Tuesday, August 13, 2013

Martian terrain tutorial.



This is a tutorial to get nice some martial landscape models.  The best part is they are actually exact replicas of martian landscapes captured by scientists. Some of them are well nice.


First Go and get some mars real estate.  Here there are some amazing images, at very high resolution, the part we're interested are the Digital Terrain Models.



Pick one, for this example I am using Becquerel.  






Some of them have artefacts.  For a quick look, click the one at the bottom of the second column, labeled color altimetry.  This one is good, there are no strips or faceting in the craters.



Start downloading. If you want just the height map, you need only get the .IMG file, which is always on the top of the left column DTM&Orthoimages.  Note that this one is 544mb, and is probably ~20k pixels long with a 32bit depth.   


You may notice that is is not possible to successful view the .IMG and .JP2 files.
Infranview will allow you to open the JP2s and save them off as something you can open in photoshop, I chose .tif.

There is a lower res .jpg that you can use as a height map, but it's only 8bits deep so your terrain goes all steppy.

I had problems opening the .IMG files with infranview, or in fact a number of other programs.  Fortunately for me, I have access to Adam Foster https://hylobatidae.org/ who gave me instructions that I will pass on.

You will need GDAL, the fantastically named 'Geospacial Data Abstraction Library'
I  had already downloaded it with the FWtools bundle, but since it was a command line thing, I ran away.  
It does have a UI, called OpenEV - but I could not get good results out of it, everything was always just black and I didn't know what type of file to save it as.



1. Install the FWtools. Wherever you like. In windows explorer navigate to the FWTools2.4.7 folder, Copy or move your downloaded .IMG file into this folder. Hold shift and right click in the window, select 'Open command window here'




Gdal has a bunch of different .bat files in the bin folder, for now we want to use gdalinfo in -stats mode.

So type  bin/gdalinfo -stats DTEEC_025782_2020_025637_2020_A01.IMG  
You may want to rename the .IMG to something less cumbersome (ctrl v does not work in command line, you have to right click on the title bar and go edit>paste)


Highlighted in green are the interesting parts. The pixel dimensions; 7042 by 19778 and the height, -4438.48 to -4115.047 

We are going to now use gdal_translate.exe to convert the .img to a .gtiff.


-of is the command that changes the file type, gtiff
-ot changes the bit depth, here we are turning it down to a 16 bit with uint16.
-scale has you enter the height range of the original image that we got from gdalinfo, and tell it to use only that range to fill up the 0 to 65535 levels of the new 16bit greyscale. Then give it a name, becquerel_height.tif


Bing! Our new file becquerel_height.tif can now be opened in photoshop.
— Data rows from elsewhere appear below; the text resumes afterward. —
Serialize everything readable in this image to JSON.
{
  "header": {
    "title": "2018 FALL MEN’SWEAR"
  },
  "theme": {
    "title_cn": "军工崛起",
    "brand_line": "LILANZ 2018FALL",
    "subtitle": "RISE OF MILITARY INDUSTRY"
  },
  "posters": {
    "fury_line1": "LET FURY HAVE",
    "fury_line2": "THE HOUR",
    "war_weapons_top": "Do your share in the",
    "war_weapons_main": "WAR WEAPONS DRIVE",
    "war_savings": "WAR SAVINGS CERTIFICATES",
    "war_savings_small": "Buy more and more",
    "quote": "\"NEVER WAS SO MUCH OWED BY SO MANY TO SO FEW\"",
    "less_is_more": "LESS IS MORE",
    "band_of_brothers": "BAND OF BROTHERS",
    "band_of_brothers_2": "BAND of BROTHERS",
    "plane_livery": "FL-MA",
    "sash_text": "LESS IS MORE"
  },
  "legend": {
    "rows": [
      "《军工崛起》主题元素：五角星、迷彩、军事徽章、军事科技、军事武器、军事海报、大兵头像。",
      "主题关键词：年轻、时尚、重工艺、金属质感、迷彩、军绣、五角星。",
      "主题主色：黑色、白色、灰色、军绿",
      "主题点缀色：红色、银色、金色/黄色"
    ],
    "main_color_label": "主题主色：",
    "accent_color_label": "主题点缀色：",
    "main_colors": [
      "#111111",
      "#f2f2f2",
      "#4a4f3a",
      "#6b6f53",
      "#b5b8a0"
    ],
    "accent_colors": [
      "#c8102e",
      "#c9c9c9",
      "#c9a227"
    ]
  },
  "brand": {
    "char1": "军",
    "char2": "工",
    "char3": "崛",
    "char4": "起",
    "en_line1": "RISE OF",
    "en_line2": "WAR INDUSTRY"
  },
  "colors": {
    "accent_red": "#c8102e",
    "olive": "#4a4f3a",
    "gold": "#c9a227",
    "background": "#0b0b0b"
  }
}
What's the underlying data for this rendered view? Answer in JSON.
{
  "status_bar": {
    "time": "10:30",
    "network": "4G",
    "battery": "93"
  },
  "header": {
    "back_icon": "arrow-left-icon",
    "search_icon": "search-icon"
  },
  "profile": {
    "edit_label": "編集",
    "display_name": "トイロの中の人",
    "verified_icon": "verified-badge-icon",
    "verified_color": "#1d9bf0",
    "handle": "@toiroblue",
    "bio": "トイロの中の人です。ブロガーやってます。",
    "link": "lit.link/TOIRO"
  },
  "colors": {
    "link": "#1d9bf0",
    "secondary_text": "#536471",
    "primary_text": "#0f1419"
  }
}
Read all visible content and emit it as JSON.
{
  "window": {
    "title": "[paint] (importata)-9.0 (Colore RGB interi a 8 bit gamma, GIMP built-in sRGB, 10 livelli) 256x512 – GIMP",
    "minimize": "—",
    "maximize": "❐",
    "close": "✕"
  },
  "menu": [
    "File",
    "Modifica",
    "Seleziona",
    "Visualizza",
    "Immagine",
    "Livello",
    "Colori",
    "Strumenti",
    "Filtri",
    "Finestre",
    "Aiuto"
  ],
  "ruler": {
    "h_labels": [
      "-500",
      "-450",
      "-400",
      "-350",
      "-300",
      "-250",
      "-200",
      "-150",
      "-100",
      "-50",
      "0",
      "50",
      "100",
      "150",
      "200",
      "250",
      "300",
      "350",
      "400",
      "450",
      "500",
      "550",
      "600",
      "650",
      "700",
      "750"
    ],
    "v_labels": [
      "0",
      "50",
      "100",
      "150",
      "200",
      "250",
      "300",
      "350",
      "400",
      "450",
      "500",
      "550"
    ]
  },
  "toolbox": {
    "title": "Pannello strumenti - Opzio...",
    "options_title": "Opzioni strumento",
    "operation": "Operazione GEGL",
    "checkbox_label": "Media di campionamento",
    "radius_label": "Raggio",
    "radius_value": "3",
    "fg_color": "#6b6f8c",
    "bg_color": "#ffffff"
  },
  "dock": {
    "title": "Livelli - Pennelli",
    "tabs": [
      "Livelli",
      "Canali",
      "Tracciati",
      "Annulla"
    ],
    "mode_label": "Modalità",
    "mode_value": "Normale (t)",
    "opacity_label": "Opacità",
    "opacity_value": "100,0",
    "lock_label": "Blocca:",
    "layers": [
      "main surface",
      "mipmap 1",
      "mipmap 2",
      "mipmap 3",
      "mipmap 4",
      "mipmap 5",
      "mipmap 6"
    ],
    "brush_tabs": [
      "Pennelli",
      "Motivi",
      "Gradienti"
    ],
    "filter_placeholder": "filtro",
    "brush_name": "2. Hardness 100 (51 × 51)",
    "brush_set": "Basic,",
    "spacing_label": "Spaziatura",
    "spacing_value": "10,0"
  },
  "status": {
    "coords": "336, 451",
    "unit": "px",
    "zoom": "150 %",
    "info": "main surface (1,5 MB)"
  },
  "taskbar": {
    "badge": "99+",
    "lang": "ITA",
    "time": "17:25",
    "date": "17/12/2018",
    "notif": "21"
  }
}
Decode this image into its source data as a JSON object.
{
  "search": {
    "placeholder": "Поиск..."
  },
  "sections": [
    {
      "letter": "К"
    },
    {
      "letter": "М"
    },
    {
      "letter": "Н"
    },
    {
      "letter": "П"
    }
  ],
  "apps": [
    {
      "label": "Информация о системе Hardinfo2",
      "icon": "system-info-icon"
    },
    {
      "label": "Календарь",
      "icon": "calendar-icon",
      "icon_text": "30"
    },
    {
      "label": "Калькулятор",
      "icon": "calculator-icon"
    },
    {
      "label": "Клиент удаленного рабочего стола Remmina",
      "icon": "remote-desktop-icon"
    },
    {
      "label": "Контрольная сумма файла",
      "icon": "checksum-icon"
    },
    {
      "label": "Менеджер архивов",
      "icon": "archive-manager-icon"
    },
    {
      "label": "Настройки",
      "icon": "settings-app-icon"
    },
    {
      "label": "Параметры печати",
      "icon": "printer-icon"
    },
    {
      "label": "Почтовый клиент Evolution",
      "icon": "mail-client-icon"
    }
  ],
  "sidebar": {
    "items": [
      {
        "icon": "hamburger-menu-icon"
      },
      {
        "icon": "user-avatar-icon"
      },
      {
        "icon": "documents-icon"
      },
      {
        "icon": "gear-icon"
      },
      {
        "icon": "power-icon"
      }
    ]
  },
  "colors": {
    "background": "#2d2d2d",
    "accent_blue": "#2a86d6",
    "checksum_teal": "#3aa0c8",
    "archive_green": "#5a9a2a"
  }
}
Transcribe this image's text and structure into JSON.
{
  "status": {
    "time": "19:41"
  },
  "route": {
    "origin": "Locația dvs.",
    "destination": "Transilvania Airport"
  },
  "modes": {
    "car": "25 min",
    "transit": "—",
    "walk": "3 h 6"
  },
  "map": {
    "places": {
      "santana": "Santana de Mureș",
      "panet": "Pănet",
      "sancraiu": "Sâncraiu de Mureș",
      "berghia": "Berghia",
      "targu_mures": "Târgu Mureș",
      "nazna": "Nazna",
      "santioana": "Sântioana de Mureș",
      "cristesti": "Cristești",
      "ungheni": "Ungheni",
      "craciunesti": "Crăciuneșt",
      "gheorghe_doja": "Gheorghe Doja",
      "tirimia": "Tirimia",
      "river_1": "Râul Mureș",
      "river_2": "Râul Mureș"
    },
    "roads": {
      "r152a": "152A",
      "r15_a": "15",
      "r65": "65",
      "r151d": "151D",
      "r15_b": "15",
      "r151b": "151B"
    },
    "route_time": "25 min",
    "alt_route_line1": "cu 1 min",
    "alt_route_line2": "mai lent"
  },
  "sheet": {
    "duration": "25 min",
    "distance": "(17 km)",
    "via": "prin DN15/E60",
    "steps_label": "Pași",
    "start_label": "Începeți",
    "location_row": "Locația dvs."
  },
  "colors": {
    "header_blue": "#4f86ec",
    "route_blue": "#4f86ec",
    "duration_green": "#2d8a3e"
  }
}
You have a nice big dispacement map to use as you please now. 
Notice how the height is nicely distributed over the full range of the image.  The first time I did this I missed the minus from the maximum part of the -scale command (-4114) and the image was really dark.



I chose to make a  hi res model in mudbox.
Create a plane and subdivide it as far as you dare, I went level 9 at 26million triangles.
Next go to Maps>Sculpt using map, choose your plane and load in your height map. Often you need a bit of muliplier, you have to experiment.


The result.  Turn it down a few Sub divisions to about a million polys, then export as an obj.
It's distorted because these images are usually strips, bu you can just rescale the plane to squish it right.


In maya it looks like this. You can get more resolution out of the DTMs, bake normal maps out from the mubox file, etc.
Someone will probably get good results using directly as a displacement map.  

Bye!


1 comment:

Anonymous said...

Nice work, but when you execute the translate commands and re title the file to gtiff where does it put the file? I thought it would create an acutal gtiff file in the bin where we opened the .IMG file. Oh the other thing is none of the commands worked until I changed the file from .IMG to .IMG.IMG. What the f is that all about? If it opens the input output window why does it not say what kind of file it is? I am so confused by this. It seems like there are some differences with some of the / and the > inputs as I had to change some of those around to get it to work on my system.